Comparison Summary & Verdict

Having reviewed all available specifications, the strengths of each processor become clear. The AMD Ryzen 7 260 pulls ahead in multi-threaded scenarios, with 8 cores, 16 threads, and a PassMark multi-core score of 29,915 compared to 22,576 on the Ryzen 5 240. Its Radeon 780M integrated GPU also offers a notable advantage, featuring 768 shading units, 48 TMUs, and 32 ROPs versus the Radeon 760M’s 512 units, 32 TMUs, and 16 ROPs.

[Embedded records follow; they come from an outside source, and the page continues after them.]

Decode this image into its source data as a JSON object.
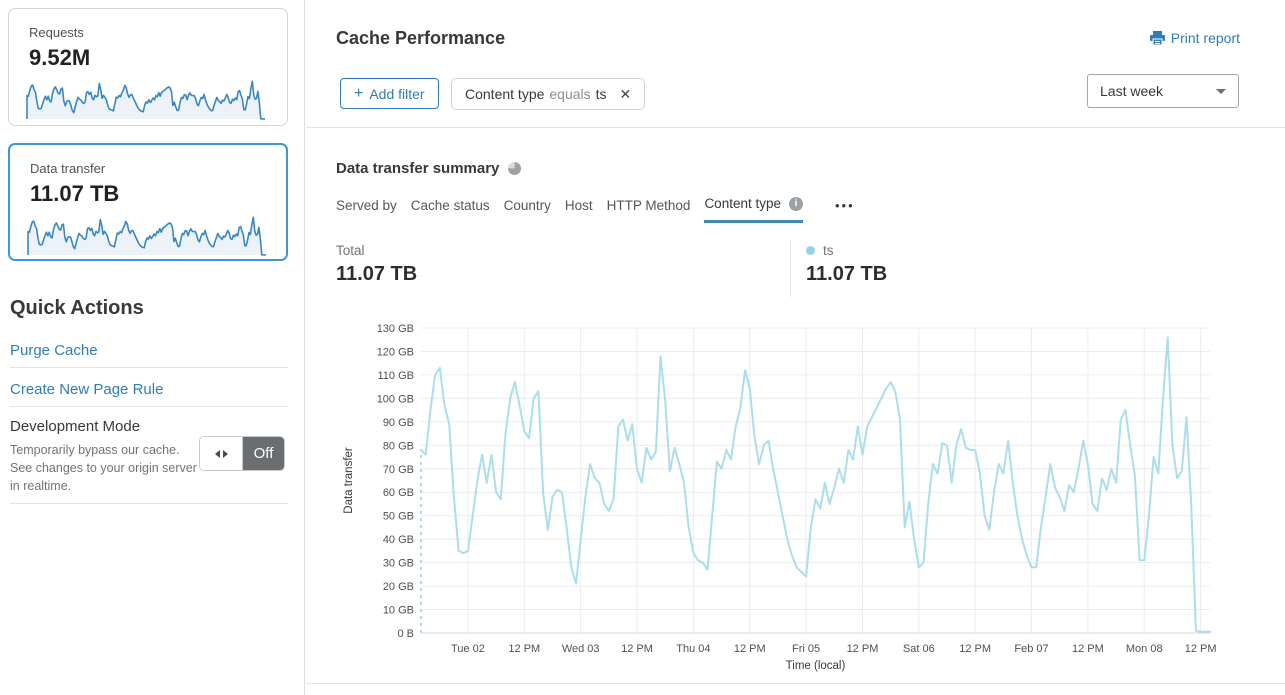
{
  "sidebar": {
    "cards": [
      {
        "label": "Requests",
        "value": "9.52M"
      },
      {
        "label": "Data transfer",
        "value": "11.07 TB"
      }
    ],
    "quick_actions": {
      "title": "Quick Actions",
      "links": [
        "Purge Cache",
        "Create New Page Rule"
      ],
      "dev_mode": {
        "title": "Development Mode",
        "description": "Temporarily bypass our cache. See changes to your origin server in realtime.",
        "toggle_label": "Off"
      }
    }
  },
  "header": {
    "title": "Cache Performance",
    "print_label": "Print report"
  },
  "toolbar": {
    "add_filter_label": "Add filter",
    "filter_chip": {
      "field": "Content type",
      "operator": "equals",
      "value": "ts"
    },
    "time_range": "Last week"
  },
  "summary": {
    "title": "Data transfer summary",
    "tabs": [
      "Served by",
      "Cache status",
      "Country",
      "Host",
      "HTTP Method",
      "Content type"
    ],
    "active_tab": "Content type",
    "total_label": "Total",
    "total_value": "11.07 TB",
    "series_label": "ts",
    "series_value": "11.07 TB"
  },
  "icons": {
    "add": "+",
    "close": "✕",
    "more": "•••",
    "info": "i"
  },
  "colors": {
    "accent": "#2e7cb8",
    "card_selected_border": "#3d97d1",
    "sparkline_stroke": "#3a86c0",
    "sparkline_fill": "#ecf2f8",
    "chart_line": "#abddeb",
    "legend_dot": "#95d2e6",
    "grid": "#ececef",
    "toggle_off_bg": "#6a6e71"
  },
  "chart_data": {
    "type": "line",
    "title": "Data transfer summary",
    "xlabel": "Time (local)",
    "ylabel": "Data transfer",
    "unit": "GB",
    "ylim": [
      0,
      130
    ],
    "grid": true,
    "y_ticks": [
      "0 B",
      "10 GB",
      "20 GB",
      "30 GB",
      "40 GB",
      "50 GB",
      "60 GB",
      "70 GB",
      "80 GB",
      "90 GB",
      "100 GB",
      "110 GB",
      "120 GB",
      "130 GB"
    ],
    "x_ticks": [
      "Tue 02",
      "12 PM",
      "Wed 03",
      "12 PM",
      "Thu 04",
      "12 PM",
      "Fri 05",
      "12 PM",
      "Sat 06",
      "12 PM",
      "Feb 07",
      "12 PM",
      "Mon 08",
      "12 PM"
    ],
    "x_tick_first_hour": 10,
    "x_tick_step_hours": 12,
    "total_hours": 168,
    "dashed_series_start": true,
    "series": [
      {
        "name": "ts",
        "color": "#abddeb",
        "values_gb": [
          78,
          76,
          95,
          110,
          113,
          97,
          89,
          58,
          35,
          34,
          35,
          50,
          65,
          76,
          64,
          76,
          60,
          57,
          85,
          100,
          107,
          97,
          86,
          83,
          100,
          103,
          60,
          44,
          58,
          61,
          60,
          45,
          28,
          21,
          40,
          58,
          72,
          66,
          64,
          55,
          52,
          57,
          88,
          91,
          82,
          89,
          70,
          64,
          79,
          74,
          77,
          118,
          99,
          69,
          79,
          72,
          64,
          45,
          34,
          31,
          30,
          27,
          50,
          73,
          70,
          78,
          74,
          88,
          96,
          112,
          104,
          84,
          72,
          80,
          82,
          70,
          60,
          50,
          40,
          33,
          28,
          26,
          24,
          45,
          57,
          53,
          64,
          55,
          62,
          70,
          64,
          78,
          74,
          88,
          76,
          88,
          92,
          96,
          100,
          104,
          107,
          103,
          91,
          45,
          56,
          40,
          28,
          30,
          55,
          72,
          68,
          81,
          80,
          64,
          80,
          87,
          79,
          78,
          78,
          68,
          50,
          44,
          60,
          72,
          68,
          82,
          64,
          50,
          40,
          33,
          28,
          28,
          45,
          58,
          72,
          62,
          58,
          52,
          63,
          60,
          70,
          82,
          72,
          55,
          52,
          66,
          61,
          70,
          64,
          91,
          95,
          80,
          67,
          31,
          31,
          50,
          75,
          68,
          100,
          126,
          80,
          66,
          69,
          92,
          55,
          1,
          0.5,
          0.5,
          0.5
        ]
      }
    ]
  }
}
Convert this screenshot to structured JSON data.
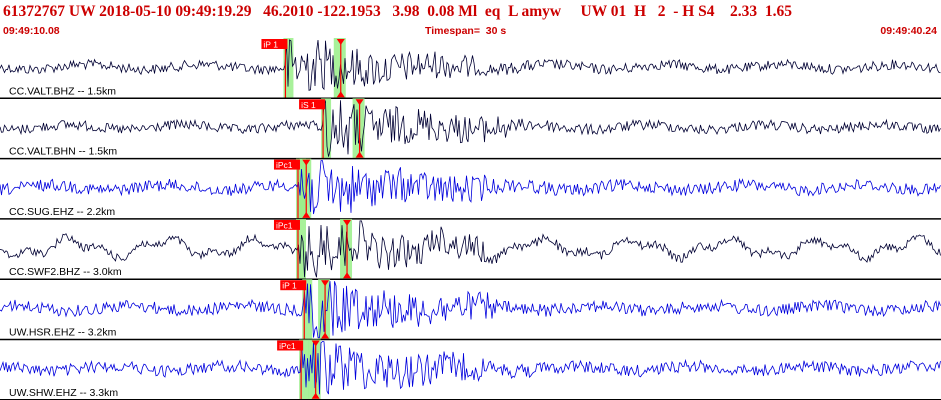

The AMD Ryzen 5 240, on the other hand, counters with a higher base clock of 4.3 GHz across its 6 cores and a greater L3 cache per core at 2.67 MB, which can benefit lightly threaded applications. Both chips share a 45W thermal envelope, DDR5 support, and identical maximum memory capacity, keeping platform costs equal. Choose the Ryzen 7 260 for heavier workloads and better graphics; opt for the Ryzen 5 240 when higher per-core clock speed is the priority.

AMD Ryzen 5 240
Buy AMD Ryzen 5 240 if...

Choose the AMD Ryzen 5 240 if your workloads are lightly threaded and you benefit most from a higher base clock speed of 4.3 GHz per core.

AMD Ryzen 7 260
Buy AMD Ryzen 7 260 if...

Choose the AMD Ryzen 7 260 if you need stronger multi-threaded performance, a higher overall benchmark score, and a more capable Radeon 780M integrated GPU.